Medicine · Valvular Heart Disease and Infective Endocarditis

A 68-year-old man with severe aortic stenosis (mean gradient 52 mmHg, AVA 0.75 cm², LVEF 30%) is deemed high surgical risk (STS score 8%). Which intervention is indicated and what trial supports it?

  • A Surgical aortic valve replacement (SAVR); STS guidelines
  • B Balloon aortic valvuloplasty as definitive treatment
  • C Medical optimisation with ACE inhibitor and diuretic only
  • D Transcatheter aortic valve implantation (TAVI); PARTNER trial
Correct answer: D. Transcatheter aortic valve implantation (TAVI); PARTNER trial

Explanation

TAVI is the treatment of choice for high-surgical-risk patients with severe symptomatic aortic stenosis.
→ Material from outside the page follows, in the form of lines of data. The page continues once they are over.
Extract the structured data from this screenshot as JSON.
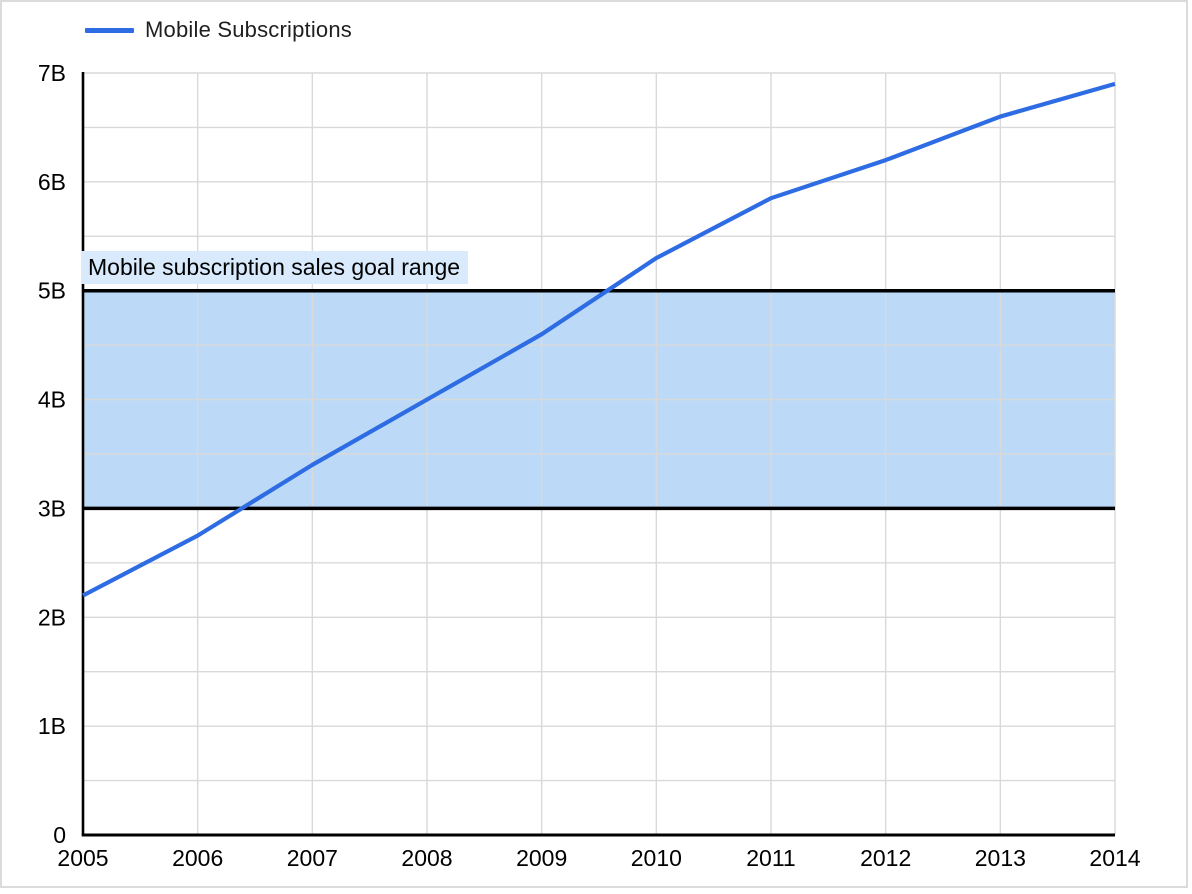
{
  "legend": {
    "label": "Mobile Subscriptions"
  },
  "band_label": "Mobile subscription sales goal range",
  "colors": {
    "line": "#2e6ce4",
    "band_fill": "#bcdaf8",
    "band_border": "#000000",
    "band_label_bg": "#d8eafc",
    "gridline": "#d9d9d9",
    "axis": "#000000",
    "tick_text": "#000000",
    "legend_text": "#1f1f1f"
  },
  "chart_data": {
    "type": "line",
    "title": "",
    "xlabel": "",
    "ylabel": "",
    "categories": [
      "2005",
      "2006",
      "2007",
      "2008",
      "2009",
      "2010",
      "2011",
      "2012",
      "2013",
      "2014"
    ],
    "series": [
      {
        "name": "Mobile Subscriptions",
        "unit": "billions",
        "values": [
          2.2,
          2.75,
          3.4,
          4.0,
          4.6,
          5.3,
          5.85,
          6.2,
          6.6,
          6.9
        ]
      }
    ],
    "ylim": [
      0,
      7
    ],
    "y_major_ticks": [
      {
        "value": 0,
        "label": "0"
      },
      {
        "value": 1,
        "label": "1B"
      },
      {
        "value": 2,
        "label": "2B"
      },
      {
        "value": 3,
        "label": "3B"
      },
      {
        "value": 4,
        "label": "4B"
      },
      {
        "value": 5,
        "label": "5B"
      },
      {
        "value": 6,
        "label": "6B"
      },
      {
        "value": 7,
        "label": "7B"
      }
    ],
    "y_minor_step": 0.5,
    "grid": true,
    "legend_position": "top-left",
    "band": {
      "from": 3,
      "to": 5,
      "label": "Mobile subscription sales goal range"
    }
  }
}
The PARTNER trial (Cohort A: high-risk surgical candidates) demonstrated non-inferiority of TAVI versus SAVR at 1 year, and subsequent cohorts (PARTNER 2, PARTNER 3, Evolut Low Risk) extended TAVI eligibility to intermediate and low surgical risk patients. Balloon valvuloplasty is a bridge to definitive therapy, not a permanent solution. Medical therapy does not alter the natural history of severe AS. Low LVEF is not a contraindication to TAVI.

Reference: Harrison's Principles of Internal Medicine, 21st ed.